The moviegoer’s year in horror

From a moviegoer’s perspective, the 2026 horror year offers pace and range. January is a array, February delivers a legacy slasher, April reawakens a Universal monster, May and June provide a two-hit supernatural combo for date nights and group outings, July gets blood-slick, August and September keep the supernatural momentum, October turns into a Jordan Peele event, and December invites a bleak, literate nightmare. That is how you keep chatter alive and occupancy strong without cannibalizing your own titles. The pattern also supports social campaigns that can gain momentum, using earlier releases to seed the audience for bigger plays in the fall.

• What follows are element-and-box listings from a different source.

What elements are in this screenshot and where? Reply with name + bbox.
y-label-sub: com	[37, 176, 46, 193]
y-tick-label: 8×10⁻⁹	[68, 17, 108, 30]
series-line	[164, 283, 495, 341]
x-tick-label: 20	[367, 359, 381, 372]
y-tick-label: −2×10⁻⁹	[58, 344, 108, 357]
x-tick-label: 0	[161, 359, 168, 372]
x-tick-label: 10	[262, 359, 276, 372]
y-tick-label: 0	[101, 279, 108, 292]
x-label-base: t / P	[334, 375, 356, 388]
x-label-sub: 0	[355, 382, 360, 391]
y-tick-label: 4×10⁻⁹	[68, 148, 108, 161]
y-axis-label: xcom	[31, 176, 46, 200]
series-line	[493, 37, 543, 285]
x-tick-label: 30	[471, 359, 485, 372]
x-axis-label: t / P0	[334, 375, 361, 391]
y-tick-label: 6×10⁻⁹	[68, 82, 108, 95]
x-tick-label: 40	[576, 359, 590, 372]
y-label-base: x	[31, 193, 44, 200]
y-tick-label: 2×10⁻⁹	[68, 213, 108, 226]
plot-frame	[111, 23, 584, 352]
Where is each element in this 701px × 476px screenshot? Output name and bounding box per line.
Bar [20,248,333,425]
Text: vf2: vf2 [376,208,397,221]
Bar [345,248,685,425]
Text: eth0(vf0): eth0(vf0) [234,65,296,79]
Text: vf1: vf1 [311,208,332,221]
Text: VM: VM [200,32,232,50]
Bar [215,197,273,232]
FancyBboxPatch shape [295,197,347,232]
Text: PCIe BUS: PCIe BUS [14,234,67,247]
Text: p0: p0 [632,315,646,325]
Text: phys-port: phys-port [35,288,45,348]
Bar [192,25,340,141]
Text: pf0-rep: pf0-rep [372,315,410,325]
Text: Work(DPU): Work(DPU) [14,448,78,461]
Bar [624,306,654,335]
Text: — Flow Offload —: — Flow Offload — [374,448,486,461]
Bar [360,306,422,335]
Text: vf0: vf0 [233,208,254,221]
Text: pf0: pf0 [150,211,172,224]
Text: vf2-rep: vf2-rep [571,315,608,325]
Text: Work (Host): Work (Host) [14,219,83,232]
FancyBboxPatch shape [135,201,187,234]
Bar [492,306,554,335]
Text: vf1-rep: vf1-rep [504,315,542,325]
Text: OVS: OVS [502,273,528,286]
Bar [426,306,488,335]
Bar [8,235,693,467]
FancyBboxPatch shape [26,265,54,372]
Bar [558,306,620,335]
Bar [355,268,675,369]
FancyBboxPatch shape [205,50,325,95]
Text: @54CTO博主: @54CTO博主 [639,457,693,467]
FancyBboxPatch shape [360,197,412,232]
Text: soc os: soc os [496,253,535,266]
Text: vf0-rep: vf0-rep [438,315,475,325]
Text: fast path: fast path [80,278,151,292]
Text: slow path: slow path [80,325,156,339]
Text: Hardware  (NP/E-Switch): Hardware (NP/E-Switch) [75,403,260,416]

Exhibitors are pleased with the spacing. Horror delivers predictable Thursday surges, tight deployments, and strong PLF uptake when the creative supports it. The 2026 slate has at least three titles that can justify premium screens, with The Mummy, Evil Dead Burn, and Werwulf all showcasing detail, acoustics, and visual design that benefit from larger formats. The calendar also leaves room for specialty platformers to open in New York and Los Angeles, build reviews, and slide into national conversation as the fall progresses.

2026 Is Well Positioned

Schedules slip. Ratings change. Casts shift. But the spine of 2026 horror is solid. There is brand gravity where needed, distinct vision where it matters, and a calendar that shows studios get how and when audiences want scares. The awards and festival pipeline into 2027 will come into focus once the fall festivals lock, and it would not be surprising to see at least one eleventh-hour specialty buy join the party. For now, the job is simple, craft precise trailers, keep secrets, and let the scares sell the seats.